J´ai casé toutes mes femmes, elles sont mariées ou presque: Un enfant, un boulot, une nouvelle adresse. Quand j´les entendais dire qu´j´étais tout ce qu´elles avaient,
J´ai redouté le pire quand elles m´ont quitté. Pas l´temps d´fermer la porte, de pousser un soupir, D´réinvestir mon lit, d´réapprendre à dormir, Qu´y avait déjà des mecs pour les prendre dans leurs bras Et pour leur faire un gosse, elles qui n´en voulaient pas, Rapport au nucléaire. Celle qui voulait m´traîner toutes les nuits dans les boîtes, Bien avant "Joe le taxi" et la "Fille à la ouate", Qui avait fait Woodstock comme d´autres ont fait Verdun, Qui se shootait au rock et s´éclairait aux joints, Qui se prenait pour une fleur en rêvant d´Katmandou,
De Sri Aurobindo, son guide, son gourou, J´l´ai croisée dans le XVIe déguisée par Van Cleef. On s´était rencontrés, un jour, dans une manif Contre le nucléaire. Un jour on s´aime Ma vie, ma reine, Et puis on s´perd, Et c´est la guerre, Comme pour le nucléaire. Je vais la paix dans l´âme, les mains croisées dans le dos, J´ai marié toutes mes femmes, j´ai bien fait mon boulot. J´ai plus mauvaise conscience, plus de culpabilité: Elles sont heureuses, je pense, j´ai plus à m´inquiéter.
Mais le lit d´à côté, c´est le même qu´en face, Et ce qui nous fait peur, c´est tout ce temps qui passe.

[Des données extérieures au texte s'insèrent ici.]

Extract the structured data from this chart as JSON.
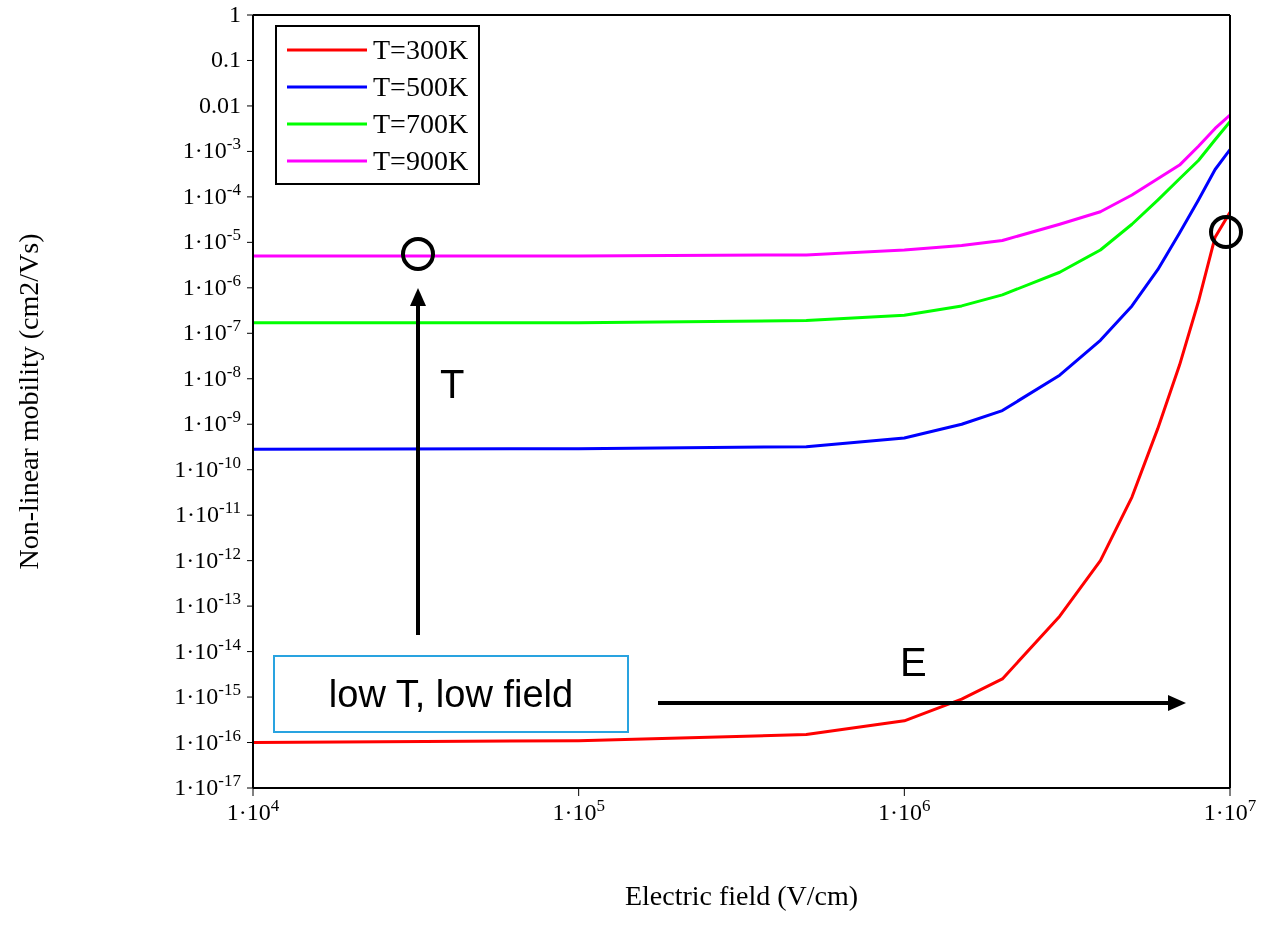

On n´a plus la fraîcheur, c´est plus la même chanson, On a tout intérêt à faire des concessions. Comme pour le nucléaire. J´vais fumer un pétard en écoutant un disque, J´dois avoir, quelque part, un vieux titre d´Elvis, J´vais relire Desjardins et puis m´payer une boîte, Et, dès demain matin, j´brandirai ma pancarte: "Sauvez le nucléaire" Un jour on s´aime, ma vie, ma reine, Et puis on s´perd, et c´est la guerre, Comme pour le nucléaire.